As we enter 2021, financial services providers will need to reset their priorities, and go beyond using the cloud for scalability and cost efficiency alone. The new areas to focus on will include:

  • Creating a robust digital foundation: The cloud market is expanding fast, and there is an ever-increasing number of services on offer. Whilst the big three hyper-scalers are the obvious choice, various other players are also gaining traction, such as IBM, Oracle, and Alibaba Cloud. Organisations will need a robust digital foundation to adopt cloud at scale in a secure and compliant way. A well-architected digital foundation, supported by resilient operations, ensures that organisations have continued access to their systems and data, regardless of where employees are located, or what device they are using.
  • Adoption of technology platforms: Enterprises are finding ways to reduce complexity by embracing a platform approach, and increasing the speed of business IT consumption. Physical infrastructure is being abstracted into cloud-based platforms, with data consolidated into data lake platforms. Software products like Apigee are being offered as capability platforms to drive better analytics and intelligence.
  • Enhancing IT security: Cloud offers organisations greater security than on-premises servers, if implemented correctly. Financial services organisations have relied on control and compliance-based security for years, but these practices are increasingly vulnerable to cyber threats. Whilst service integrators create robust cybersecurity solutions for financial services organisations, cloud providers are also looking to provision industry-specific security and regulatory measures like end-to-end data encryption – making it easier for financial services organisations to be compliant whilst migrating to cloud.
  • Driving innovation: Cloud is the fundamental factor behind the ability of fintechs to innovate rapidly. Using cloud, financial services can leverage new technologies and tools like augmented reality (AR), virtual reality (VR), natural language processing (NLP), machine learning (ML) and the Internet of Things (IoT) to unlock new processes that improve customer interaction and experience with portable real-time services. Whilst fintechs have led the way in cloud-based innovation through open banking platforms, some of the leading banks are also adopting cloud to simplify their business processes, including KYC as a Service, to enhance customer experience.

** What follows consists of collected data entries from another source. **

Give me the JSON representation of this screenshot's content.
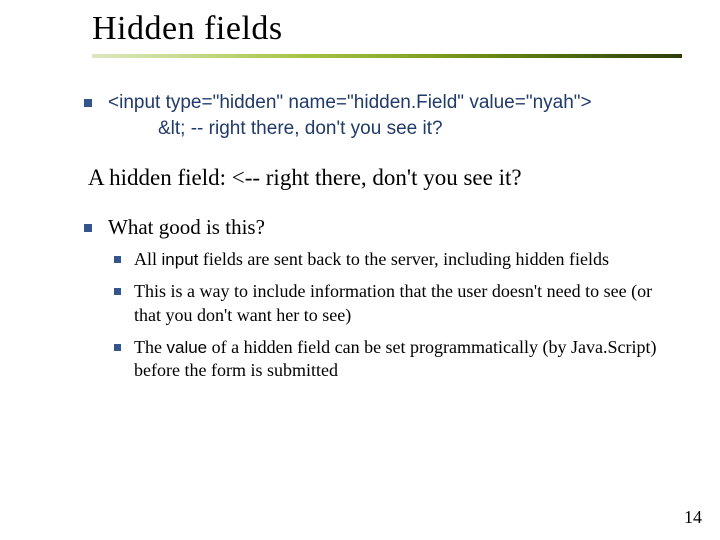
{
  "title": "Hidden fields",
  "bullet1": {
    "line1": "<input type=\"hidden\" name=\"hidden.Field\" value=\"nyah\">",
    "line2": "&lt; -- right there, don't you see it?"
  },
  "rendered_example": "A hidden field: <-- right there, don't you see it?",
  "bullet2": {
    "lead": "What good is this?",
    "sub": [
      {
        "pre": "All ",
        "code": "input",
        "post": " fields are sent back to the server, including hidden fields"
      },
      {
        "pre": "This is a way to include information that the user doesn't need to see (or that you don't want her to see)",
        "code": "",
        "post": ""
      },
      {
        "pre": "The ",
        "code": "value",
        "post": " of a hidden field can be set programmatically (by Java.Script) before the form is submitted"
      }
    ]
  },
  "page_number": "14"
}
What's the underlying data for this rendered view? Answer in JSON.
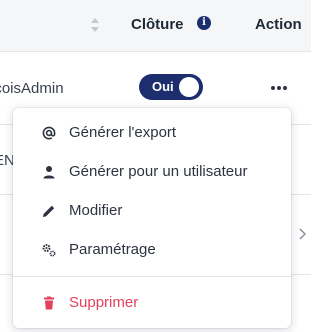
{
  "header": {
    "cloture_label": "Clôture",
    "info_glyph": "i",
    "action_label": "Action"
  },
  "rows": [
    {
      "user": "nçoisAdmin",
      "toggle_label": "Oui",
      "toggle_on": true
    },
    {
      "user": "EN"
    }
  ],
  "menu": {
    "items": [
      {
        "label": "Générer l'export",
        "icon": "at-icon"
      },
      {
        "label": "Générer pour un utilisateur",
        "icon": "user-icon"
      },
      {
        "label": "Modifier",
        "icon": "pencil-icon"
      },
      {
        "label": "Paramétrage",
        "icon": "gears-icon"
      },
      {
        "label": "Supprimer",
        "icon": "trash-icon"
      }
    ]
  },
  "colors": {
    "primary": "#1c2e6e",
    "danger": "#e5405e",
    "text": "#2d3340"
  }
}
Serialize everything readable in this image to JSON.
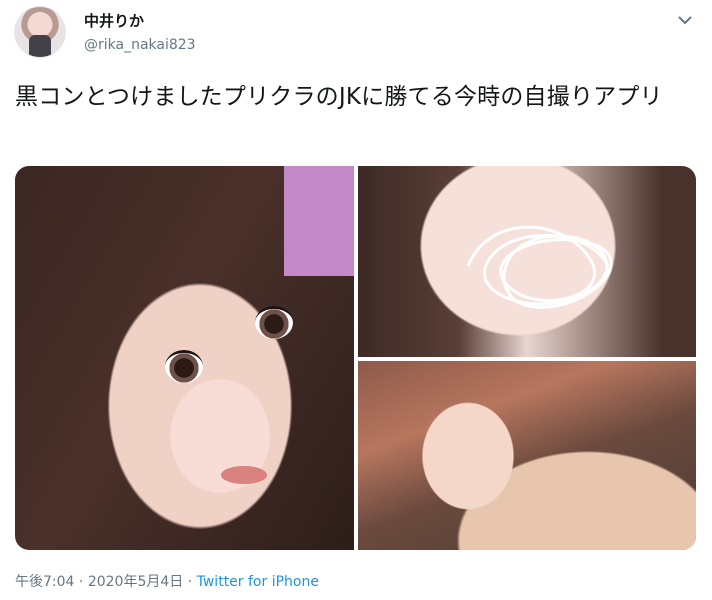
{
  "user": {
    "display_name": "中井りか",
    "handle": "@rika_nakai823"
  },
  "tweet": {
    "text": "黒コンとつけましたプリクラのJKに勝てる今時の自撮りアプリ",
    "time": "午後7:04",
    "separator": "·",
    "date": "2020年5月4日",
    "source": "Twitter for iPhone"
  },
  "media": {
    "count": 3
  },
  "icons": {
    "menu": "chevron-down-icon"
  },
  "colors": {
    "text": "#14171a",
    "secondary": "#657786",
    "link": "#1b95e0"
  }
}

  • Enterprise synchronisation: Effective collaboration, both internally and with external partners, is crucial to success in the ever-expanding financial services ecosystem. Cloud allows businesses to integrate collaboration through shared tools and platforms. This is a critical ability as it leads to faster decisions and improved innovation cycles.

Legacy systems hold banks back from improving revenue generation and restrict their ability to build a responsive and resilient business. Cloud is a key factor in the success of challengers: traditional banks have no time to waste in migrating their core systems to cloud and building a secure future.